Update Raad van State 27 oktober 2020; Geheimhouding (8:29) en de werking van een bijzondere wet (Wet politiegegevens)

Met de overzichtsuitspraak maakte de Raad van State al duidelijk dat een bijzondere wet niet op zichzelf al maakt dat een verzoek tot beperkte kennisneming van een in te dienen processtuk gehonoreerd wordt (zie update en uitgebreidere annotatie). Nadien werd bijvoorbeeld duidelijk dat de Wet Bibob niet zo werkt.

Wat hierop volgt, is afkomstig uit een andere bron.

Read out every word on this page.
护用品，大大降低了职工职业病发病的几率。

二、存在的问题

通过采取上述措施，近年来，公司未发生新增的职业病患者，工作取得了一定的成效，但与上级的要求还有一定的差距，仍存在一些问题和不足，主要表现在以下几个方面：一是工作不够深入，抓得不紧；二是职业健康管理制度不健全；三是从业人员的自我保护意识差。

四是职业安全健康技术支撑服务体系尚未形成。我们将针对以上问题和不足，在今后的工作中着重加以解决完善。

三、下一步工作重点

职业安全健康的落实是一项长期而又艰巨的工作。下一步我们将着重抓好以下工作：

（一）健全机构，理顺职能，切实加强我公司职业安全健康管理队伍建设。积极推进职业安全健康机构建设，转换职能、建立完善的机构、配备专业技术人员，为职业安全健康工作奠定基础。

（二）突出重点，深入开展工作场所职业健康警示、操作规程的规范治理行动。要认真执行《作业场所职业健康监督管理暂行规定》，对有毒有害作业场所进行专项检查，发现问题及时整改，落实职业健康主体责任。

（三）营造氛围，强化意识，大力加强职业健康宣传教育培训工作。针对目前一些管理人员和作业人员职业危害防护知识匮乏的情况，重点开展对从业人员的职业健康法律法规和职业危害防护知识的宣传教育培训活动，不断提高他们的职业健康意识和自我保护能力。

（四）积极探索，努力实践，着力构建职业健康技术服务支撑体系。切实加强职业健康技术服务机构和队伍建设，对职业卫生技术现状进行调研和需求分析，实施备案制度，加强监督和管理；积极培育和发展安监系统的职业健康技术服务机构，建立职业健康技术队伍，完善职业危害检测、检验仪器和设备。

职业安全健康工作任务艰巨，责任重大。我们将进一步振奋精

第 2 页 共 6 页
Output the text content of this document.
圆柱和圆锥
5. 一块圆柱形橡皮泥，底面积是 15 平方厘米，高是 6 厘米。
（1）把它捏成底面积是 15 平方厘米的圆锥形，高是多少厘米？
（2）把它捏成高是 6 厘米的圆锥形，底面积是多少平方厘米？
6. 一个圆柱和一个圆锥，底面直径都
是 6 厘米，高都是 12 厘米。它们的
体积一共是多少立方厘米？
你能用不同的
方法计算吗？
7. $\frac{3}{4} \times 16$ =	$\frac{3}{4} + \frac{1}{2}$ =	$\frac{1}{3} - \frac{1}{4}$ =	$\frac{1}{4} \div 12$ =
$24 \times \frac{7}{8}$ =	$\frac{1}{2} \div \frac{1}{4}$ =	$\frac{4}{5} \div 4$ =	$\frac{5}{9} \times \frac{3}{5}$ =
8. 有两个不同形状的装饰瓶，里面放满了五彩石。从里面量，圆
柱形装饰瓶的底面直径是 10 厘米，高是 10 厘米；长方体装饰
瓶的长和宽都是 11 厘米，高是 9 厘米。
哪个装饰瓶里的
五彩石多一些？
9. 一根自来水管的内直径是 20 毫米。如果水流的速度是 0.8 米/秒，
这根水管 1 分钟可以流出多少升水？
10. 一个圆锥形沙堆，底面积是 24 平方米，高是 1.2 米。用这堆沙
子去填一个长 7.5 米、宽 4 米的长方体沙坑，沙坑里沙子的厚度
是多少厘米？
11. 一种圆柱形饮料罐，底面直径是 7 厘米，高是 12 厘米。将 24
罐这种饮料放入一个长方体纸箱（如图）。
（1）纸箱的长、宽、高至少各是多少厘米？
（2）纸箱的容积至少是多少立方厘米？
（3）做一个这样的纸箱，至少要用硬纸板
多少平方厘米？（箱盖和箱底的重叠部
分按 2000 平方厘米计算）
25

Wel is al erkend dat de achterliggende gedachte van zo’n bijzondere wet van invloed is of kan zijn bij de beoordeling van zo’n verzoek op grond van 8:29 Awb. Zo bleek ook recent in een uitspraak over de invloed van de Wet politiegegevens (die voor politiegegevens een bijzonder wettelijk kader geeft over openbaarheid van informatie).  Met de uitspraak maakt de Raad van State duidelijk dat in een bestuurlijk rapportage – die ten grondslag ligt aan een last onder dwangsom ter voorkoming van overtreding van de APV (inzake drugshandel op straat) – passages zijn opgenomen die tot personen herleidbaar zijn (en dus als politiegegevens zijn aan te merken). Er is sprake van gewichtige redenen. Maar niet louter vanwege het zijn van politiegegevens, maar ook vanwege het feit dat appellant de rapportages voor het overigens wel heeft gekregen.